Bailando en la oscuridad. Mi lucha: 4

Apagones etílicos. Desprecio de lo burgués. Angustia por la proyección sexual. Ambiciones tan desmesuradas como las inseguridades. Una huida solo posible en el mundo nórdico: a los 18 años se va de profesor a un recóndito pueblo. Ya sabe que quiere escribir, pero no sabe aún si dispondrá del talento para ello. El alcohol es la religión juvenil. Para Knausgård, además, un disparadero de excesos. Sus borracheras van seguidas de agujeros negros en los que ha podido ocurrir lo peor. Tiempos de soledad, tentación y crisis. “Quizá porque toda mi vida he tenido un yo débil, me he sentido siempre inferior a los demás en todas las situaciones”, desvelará al final de su novela de novelas. Traducción de Kirsti Baggethun y Asunción Lorenzo.

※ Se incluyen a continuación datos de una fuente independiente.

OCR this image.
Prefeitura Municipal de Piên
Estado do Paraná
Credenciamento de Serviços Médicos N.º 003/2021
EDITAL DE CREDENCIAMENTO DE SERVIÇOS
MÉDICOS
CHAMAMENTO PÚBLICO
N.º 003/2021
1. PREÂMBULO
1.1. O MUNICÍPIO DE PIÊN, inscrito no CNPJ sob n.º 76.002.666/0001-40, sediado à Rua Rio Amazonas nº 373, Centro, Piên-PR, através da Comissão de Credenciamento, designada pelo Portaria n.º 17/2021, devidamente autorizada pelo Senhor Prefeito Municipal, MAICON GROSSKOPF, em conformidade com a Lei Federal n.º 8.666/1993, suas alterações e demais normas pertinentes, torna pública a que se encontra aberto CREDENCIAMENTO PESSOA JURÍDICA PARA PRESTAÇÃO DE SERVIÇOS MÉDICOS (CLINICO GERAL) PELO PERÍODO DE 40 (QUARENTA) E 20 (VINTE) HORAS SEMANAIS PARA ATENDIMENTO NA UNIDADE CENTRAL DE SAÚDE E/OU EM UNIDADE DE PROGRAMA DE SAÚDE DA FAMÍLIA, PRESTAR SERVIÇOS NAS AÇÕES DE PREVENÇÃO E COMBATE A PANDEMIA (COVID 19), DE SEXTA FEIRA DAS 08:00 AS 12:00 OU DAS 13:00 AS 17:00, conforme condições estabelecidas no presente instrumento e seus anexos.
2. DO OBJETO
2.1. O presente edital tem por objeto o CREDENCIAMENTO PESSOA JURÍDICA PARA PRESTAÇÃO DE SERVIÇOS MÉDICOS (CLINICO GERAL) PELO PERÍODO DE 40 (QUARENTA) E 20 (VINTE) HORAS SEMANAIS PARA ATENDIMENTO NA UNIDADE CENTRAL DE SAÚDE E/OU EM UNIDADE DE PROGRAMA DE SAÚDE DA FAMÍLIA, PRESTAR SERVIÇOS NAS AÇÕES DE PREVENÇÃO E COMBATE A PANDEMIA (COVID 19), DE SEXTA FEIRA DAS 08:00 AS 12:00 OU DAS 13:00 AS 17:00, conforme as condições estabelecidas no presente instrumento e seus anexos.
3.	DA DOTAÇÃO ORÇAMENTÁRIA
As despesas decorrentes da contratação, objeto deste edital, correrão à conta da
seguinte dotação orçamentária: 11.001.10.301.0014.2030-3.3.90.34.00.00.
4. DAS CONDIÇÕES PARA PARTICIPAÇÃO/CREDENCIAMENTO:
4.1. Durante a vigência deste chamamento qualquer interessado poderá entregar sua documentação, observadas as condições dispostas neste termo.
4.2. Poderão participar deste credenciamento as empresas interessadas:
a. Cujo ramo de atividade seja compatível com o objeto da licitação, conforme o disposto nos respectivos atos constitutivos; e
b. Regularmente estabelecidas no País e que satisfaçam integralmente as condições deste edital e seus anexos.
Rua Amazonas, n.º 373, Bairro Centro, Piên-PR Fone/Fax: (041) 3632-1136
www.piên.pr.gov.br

Anagrama, 2016. 544 páginas. 24,90 euros.

Tiene que llover. Mi lucha: 5

El diván de la literatura. Los días en que se convierte en alumno, el más joven, el más inadaptado, de la Academia de Escritura de Bergen. Hasta que conoce a Tonje, su primera esposa, nada marcha bien. Tontea con delitos, alcoholes y violencias. Todo está ahí. Ignoramos si escatima maldades, las que cuenta son suficientes para respetar su obra confesional. Su yo literario puede ser detestable, pero Mi lucha se ha consagrado como uno de los fenómenos más originales de este siglo, con sus disertaciones sobre arte e historia, sus naderías cotidianas (si compra gouda Grevé o Norvegia, o enciende un cigarro) y su prospección sobre lo más recóndito (la culpa, la angustia, la inseguridad, la masculinidad). El folletín de una vida sin edulcorar. Traducción de Kirsti Baggethun y Asunción Lorenzo. Anagrama, 2017. 696 páginas. 25,90 euros.